3. A pena de censura impede a figuração em lista de promoção por merecimento pelo prazo de um ano. Não por antiguidade.
4. Remoção compulsória e disponibilidade exigem escrutínio secreto e voto de dois terços dos membros efetivos do tribunal (art. 45, LOMAN) ou maioria absoluta do CNJ (art. 93, VIII, CF).
5. A vitaliciedade não impede afastamento cautelar durante investigação. Impede apenas a perda definitiva do cargo sem sentença judicial transitada em julgado.
Outros pontos de Ouro
6. O STJ julga originariamente os desembargadores dos TJs estaduais nos crimes comuns e de responsabilidade (art. 105, I, a, CF). O STF julga os ministros do próprio STJ e dos demais tribunais superiores.
7. A restrição do foro aos crimes praticados durante o exercício do cargo e em razão deste, aplicada a Governadores e Conselheiros de Tribunais de Contas, não se aplica a desembargadores estaduais. Estes são julgados pelo STJ mesmo quando o crime não guarda relação com o cargo, desde que, sem o foro, responderiam perante juiz vinculado ao mesmo tribunal. Fundamento: proteção da imparcialidade do julgador (STJ, QO na APn 878/DF, Corte Especial, 21/11/2018, Informativo 639).

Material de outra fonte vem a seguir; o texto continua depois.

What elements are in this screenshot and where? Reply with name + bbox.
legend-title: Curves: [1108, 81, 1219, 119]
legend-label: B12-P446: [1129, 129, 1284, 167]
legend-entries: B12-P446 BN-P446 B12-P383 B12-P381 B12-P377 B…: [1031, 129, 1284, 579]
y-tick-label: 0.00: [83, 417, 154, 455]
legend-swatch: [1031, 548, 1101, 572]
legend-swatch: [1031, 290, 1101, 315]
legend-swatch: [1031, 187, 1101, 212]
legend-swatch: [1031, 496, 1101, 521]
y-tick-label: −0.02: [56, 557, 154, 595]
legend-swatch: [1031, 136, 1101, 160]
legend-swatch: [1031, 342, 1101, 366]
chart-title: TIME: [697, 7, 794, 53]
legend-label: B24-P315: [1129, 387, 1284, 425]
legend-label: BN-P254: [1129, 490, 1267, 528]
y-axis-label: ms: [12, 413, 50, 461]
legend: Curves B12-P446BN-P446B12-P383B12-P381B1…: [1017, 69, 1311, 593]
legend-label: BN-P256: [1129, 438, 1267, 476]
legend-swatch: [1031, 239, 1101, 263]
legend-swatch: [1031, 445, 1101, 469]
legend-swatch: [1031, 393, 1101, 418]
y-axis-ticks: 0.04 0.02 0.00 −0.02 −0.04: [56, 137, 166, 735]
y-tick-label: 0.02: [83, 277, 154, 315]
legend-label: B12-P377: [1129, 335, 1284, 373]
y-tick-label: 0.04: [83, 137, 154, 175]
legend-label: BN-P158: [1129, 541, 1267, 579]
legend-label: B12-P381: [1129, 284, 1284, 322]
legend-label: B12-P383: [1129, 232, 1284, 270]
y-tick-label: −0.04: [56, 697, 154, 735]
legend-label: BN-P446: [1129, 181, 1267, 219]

8. O CNJ tem competência disciplinar concorrente com os tribunais. Pode avocar processos e aplicar sanções administrativas, inclusive aposentadoria compulsória, sem necessidade de sentença judicial. A aposentadoria compulsória disciplinar não equivale à perda do cargo.
9. O juiz responde civilmente de forma direta e pessoal nas hipóteses do art. 143 do CPC: dolo ou fraude no exercício da função, e recusa ou retardamento injustificado de providência que devia ordenar.

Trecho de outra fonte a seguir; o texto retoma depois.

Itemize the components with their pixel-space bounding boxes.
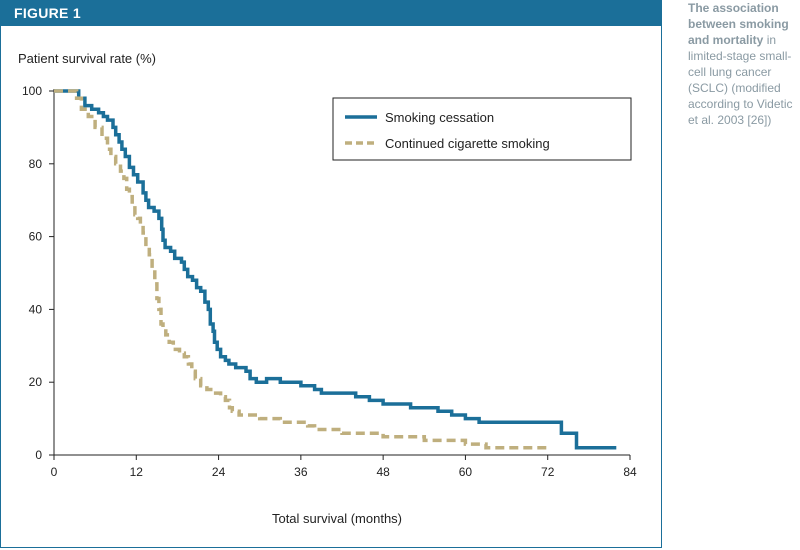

10. Questão constitucional aberta: o Tema 1147 do STF (RE 1.331.044, Rel. Min. André Mendonça, repercussão geral reconhecida em 2021) ainda não teve mérito julgado. O STF pode confirmar, restringir ou reformular a exceção construída pelo STJ na APn 878/DF. Em prova discursiva, nomear esse debate aberto é ponto de diferenciação.
Domine esse tema e transforme conhecimento em pontos na sua prova. Bons estudos e rumo à aprovação!